真顔だが、なぜかものすごく泣きそうにも見える。これはあれだろうか。俺の罪悪感が見せる投影なのか。
「キスとか」
「え、ごめん。キスだよね、ごめん!」
「いや。……だから、キスとか、そう言うのは、本当に好きな子と、するものだと思う」
そう、刈谷くんが言ったのである。
切々と、ちょっと普段言葉足りないと言うか足りなさすぎるよね、と評したくなる不器用な刈谷くんが、まっすぐに俺を見て、そう言ったのである。
「って、だからどこのピュアっ子なの刈谷くんは! って話じゃないのこれ!」
「……なんかよく分かんないけど、とりあえず真ちゃん、可愛そうなくらい刈谷くんに相手してもらってないんだねぇ」
ちょっとそのときのショックを思い出しながら、校舎の片隅で頭を抱えた俺を、なぜか呑気に花が見守っている。
「ほっといてくれる!? っていうか別に相手にされてないわけじゃないからね!? この間もご機嫌で刈谷くん泊まりに来てくれてたんだからね!?」
おまえが来るまでは。
八つ当たり気味に睨んでみたが、花は「んー?」とこれまたあざとなく紙パックジュースのストローを咥えながら首を傾げやがった。
一回くらいそこで筋違えたら、もうこれしなくなるんじゃないかな、と花の首に手が伸びかけたが、さすがに自重した。
「でも、真ちゃん。今もめちゃくちゃ綺麗にバッサリ刈谷くんに逃げられてたじゃない」
それを嬉々として追いかけてきたおまえに言われたくない。
だがしかし、事実だから困っているわけで。
「まぁ、刈谷くん、もともと一人が好きなんだろうしさぁ、追いかけすぎても逃げられちゃうだけじゃないの?」
「や、それは違……、いやまぁなんでもいいけど! とりあえず俺、嫌われてはないからね、たぶん」
ちょっと語尾が頼りなくなってしまうのは、件のお泊り会以降、刈谷くんが俺を明らかに避けているからである。

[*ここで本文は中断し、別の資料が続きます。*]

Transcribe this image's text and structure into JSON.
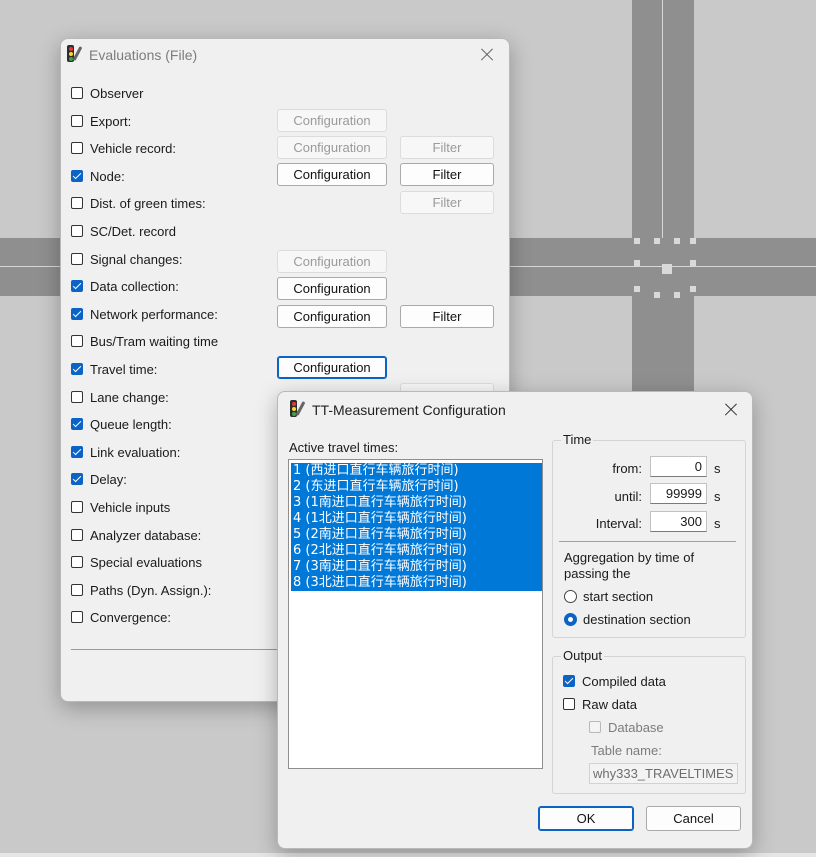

元からあっちから俺に近づいてくることはなかったが、それでも俺が近づけば、無表情ながらも微妙に嬉しそうに話してくれたし、そもそも刈谷くんは反応が人よりちょっぴり鈍いだけであって、自分に対して話しかけられた言葉を無視はしない。
話しかけた相手が去ってからぼそっと返事して、そんな自分に落ち込んでいる哀愁漂う後姿を目撃したことは何度かあるけれども、だ。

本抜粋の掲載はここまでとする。